Tapping into different parts of the brain and consciousness is inherent in the work of Glenwood Springs counselor and art psychotherapist Kym Allison.
"The amazing thing about art therapy is when you start to draw an image you can approach really different emotions in yourself, and it's very safe and gentle," Allison said. "With art therapy, we activate an area of the brain that often gets ignored."
Because art therapy is a fairly new field in terms of mental health, Allison says it is still trying to be "taken seriously." But Allison - who holds a double degree in counseling and art therapy - has used art as a form of expression and to heal from her own traumatic life experiences.
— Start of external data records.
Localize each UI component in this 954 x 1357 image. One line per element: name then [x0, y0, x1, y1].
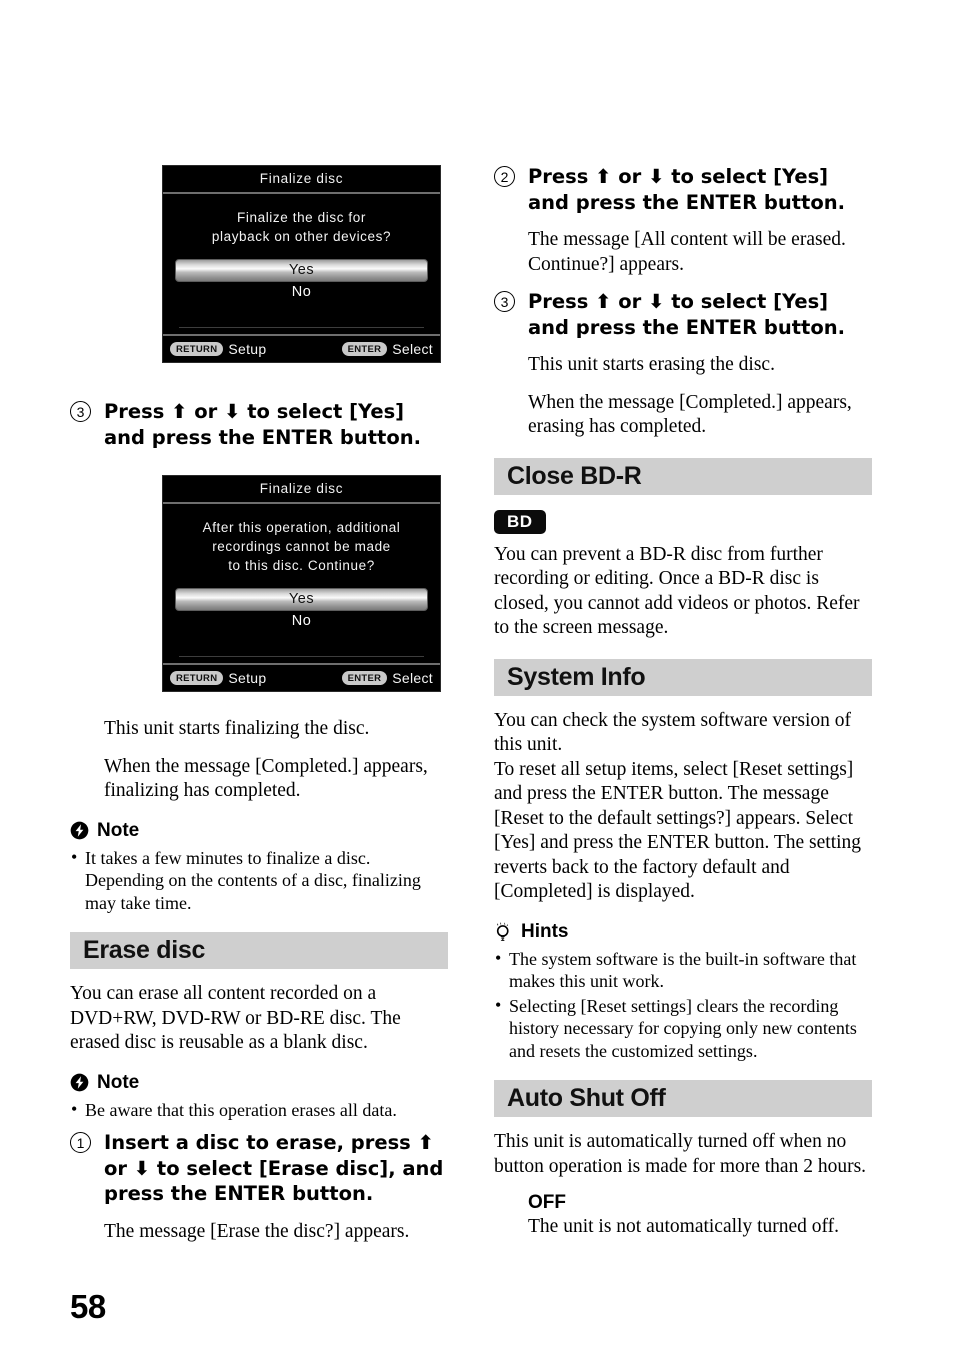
media-badge-bd: BD	[494, 509, 546, 534]
step-erase-2: 2 Press ⬆ or ⬇ to select [Yes] and press…	[494, 165, 872, 216]
close-bdr-body: You can prevent a BD-R disc from further…	[494, 543, 860, 639]
step-erase-2-result: The message [All content will be erased.…	[528, 229, 846, 275]
step-number: 3	[494, 291, 515, 312]
dialog-option-yes[interactable]: Yes	[175, 588, 428, 611]
step-number: 1	[70, 1132, 91, 1153]
dialog-message-line: playback on other devices?	[211, 229, 392, 244]
step-erase-3: 3 Press ⬆ or ⬇ to select [Yes] and press…	[494, 290, 872, 341]
step-number: 2	[494, 166, 515, 187]
step-erase-3-result-1: This unit starts erasing the disc.	[528, 354, 775, 375]
step-text: Press ⬆ or ⬇ to select [Yes] and press t…	[528, 165, 846, 214]
dialog-message-line: recordings cannot be made	[212, 539, 391, 554]
section-header-erase-disc: Erase disc	[70, 932, 448, 969]
hint-item: Selecting [Reset settings] clears the re…	[494, 994, 872, 1063]
dialog-footer-return-hint: RETURN Setup	[170, 341, 266, 357]
return-key-icon: RETURN	[170, 671, 224, 685]
finalize-result-line-1: This unit starts finalizing the disc.	[104, 718, 370, 739]
dialog-footer-enter-hint: ENTER Select	[341, 670, 433, 686]
right-column: 2 Press ⬆ or ⬇ to select [Yes] and press…	[494, 165, 872, 1253]
dialog-message: Finalize the disc for playback on other …	[173, 208, 430, 246]
note-heading-erase: Note	[70, 1072, 448, 1094]
step-number: 3	[70, 401, 91, 422]
note-list-erase: Be aware that this operation erases all …	[70, 1098, 448, 1122]
finalize-result-line-2: When the message [Completed.] appears, f…	[104, 755, 428, 802]
auto-shut-off-option-description: The unit is not automatically turned off…	[528, 1216, 840, 1237]
hints-heading-label: Hints	[521, 920, 569, 942]
note-heading-finalize: Note	[70, 820, 448, 842]
dialog-body: Finalize the disc for playback on other …	[163, 194, 440, 328]
dialog-title: Finalize disc	[163, 166, 440, 194]
tv-dialog-finalize-disc-confirm: Finalize disc Finalize the disc for play…	[162, 165, 441, 363]
step-text: Insert a disc to erase, press ⬆ or ⬇ to …	[104, 1131, 444, 1205]
note-heading-label: Note	[97, 1071, 140, 1093]
step-erase-3-result-2: When the message [Completed.] appears, e…	[528, 391, 852, 438]
enter-key-icon: ENTER	[341, 671, 388, 685]
enter-key-icon: ENTER	[341, 342, 388, 356]
step-text: Press ⬆ or ⬇ to select [Yes] and press t…	[104, 400, 422, 449]
section-header-auto-shut-off: Auto Shut Off	[494, 1080, 872, 1117]
dialog-message-line: After this operation, additional	[202, 520, 401, 535]
dialog-footer: RETURN Setup ENTER Select	[163, 334, 440, 362]
page-number: 58	[70, 1288, 106, 1325]
dialog-separator	[179, 309, 424, 328]
dialog-message-line: Finalize the disc for	[237, 210, 366, 225]
note-lightning-icon	[70, 1073, 89, 1092]
return-key-icon: RETURN	[170, 342, 224, 356]
note-heading-label: Note	[97, 819, 140, 841]
step-finalize-3: 3 Press ⬆ or ⬇ to select [Yes] and press…	[70, 400, 448, 451]
hints-list: The system software is the built-in soft…	[494, 947, 872, 1063]
dialog-footer-return-hint: RETURN Setup	[170, 670, 266, 686]
note-item: Be aware that this operation erases all …	[70, 1098, 448, 1122]
step-text: Press ⬆ or ⬇ to select [Yes] and press t…	[528, 290, 846, 339]
auto-shut-off-option-name: OFF	[528, 1192, 566, 1213]
note-list-finalize: It takes a few minutes to finalize a dis…	[70, 846, 448, 915]
system-info-body: You can check the system software versio…	[494, 709, 862, 903]
hint-item: The system software is the built-in soft…	[494, 947, 872, 993]
enter-key-label: Select	[392, 341, 433, 357]
section-header-system-info: System Info	[494, 658, 872, 696]
left-column: Finalize disc Finalize the disc for play…	[70, 165, 448, 1257]
dialog-message-line: to this disc. Continue?	[228, 558, 375, 573]
dialog-body: After this operation, additional recordi…	[163, 504, 440, 657]
return-key-label: Setup	[228, 341, 267, 357]
step-erase-1: 1 Insert a disc to erase, press ⬆ or ⬇ t…	[70, 1131, 448, 1208]
section-header-close-bdr: Close BD-R	[494, 457, 872, 495]
dialog-footer-enter-hint: ENTER Select	[341, 341, 433, 357]
dialog-separator	[179, 638, 424, 657]
hint-lightbulb-icon	[496, 921, 509, 941]
dialog-option-no[interactable]: No	[173, 611, 430, 632]
hints-heading: Hints	[494, 921, 872, 943]
return-key-label: Setup	[228, 670, 267, 686]
auto-shut-off-body: This unit is automatically turned off wh…	[494, 1131, 867, 1177]
manual-page: Finalize disc Finalize the disc for play…	[0, 0, 954, 1357]
step-erase-1-result: The message [Erase the disc?] appears.	[104, 1220, 410, 1242]
note-item: It takes a few minutes to finalize a dis…	[70, 846, 448, 915]
dialog-title: Finalize disc	[163, 476, 440, 504]
enter-key-label: Select	[392, 670, 433, 686]
dialog-footer: RETURN Setup ENTER Select	[163, 663, 440, 691]
dialog-option-yes[interactable]: Yes	[175, 259, 428, 282]
dialog-option-no[interactable]: No	[173, 282, 430, 303]
dialog-message: After this operation, additional recordi…	[173, 518, 430, 575]
tv-dialog-finalize-disc-warning: Finalize disc After this operation, addi…	[162, 475, 441, 692]
note-lightning-icon	[70, 821, 89, 840]
erase-disc-body: You can erase all content recorded on a …	[70, 983, 401, 1053]
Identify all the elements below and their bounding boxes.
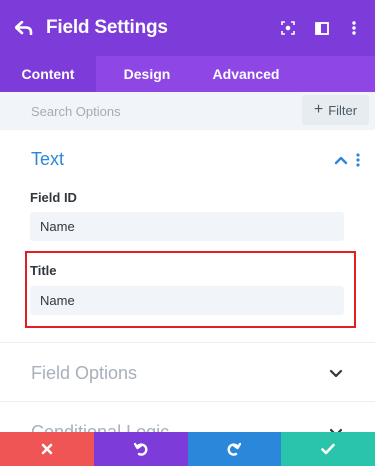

She believes art therapy allows individuals to express feelings they don't know how to put into words, communicate thoughts they may be frightened to verbalize, and discover repressed emotions.
Using guided art activities, she combines traditional talk therapy and nonverbal techniques to help with life transitions and relationships; gender/sexual identity; spiritual counseling; addiction recovery; brain injury; and other psychological blocks that may be inhibiting healing.
While many of Allison's patients have embraced alternative forms of healing, she says few consider themselves artists, and that is in no way a requirement.
Art therapy and other forms of complementary health do not require an individual to have knowledge about each practice, but practitioners believe that if people dedicate the time and apply themselves, they can adopt healthy behaviors and prevent disease.
Meta-medicine coach Robson bases his work around this philosophy. As a World Silver Medalist and three-time British Kung Fu Champion, Robson always has been deeply invested in a healthy mind-body connection to achieve optimal fitness. And he now realizes that his mom's epileptic fits would increase during times of heightened stress. It's why he uses meta-medicine to help clients dissolve stress.
"Basically, meta-medicine is about enhancing balance in the mind, which will then produce balance in the body. The body knows how to heal itself," Robson said. "That's the power of it - it's not just understanding your symptoms; you no longer fear symptoms because it's just an opportunity for growth and development and learning."
Robson coaches individuals to bring the mind into balance by looking at the equal benefits and drawbacks of a situation, stating that labeling a situation as "bad" creates greater stress that can express itself as disease and illness. "The symptoms only show you what you're stressed about. The symptoms only show you where you've lopsided your mind," he said.
In his own case, Robson views his mom's death as a catalyst for him to "to live more fully."
"I really got to wake up to the fact that life is pretty fragile, and it can be taken away in an instant," Robson said. "So it's important to live right and live good, pay attention to life and don't just waste it."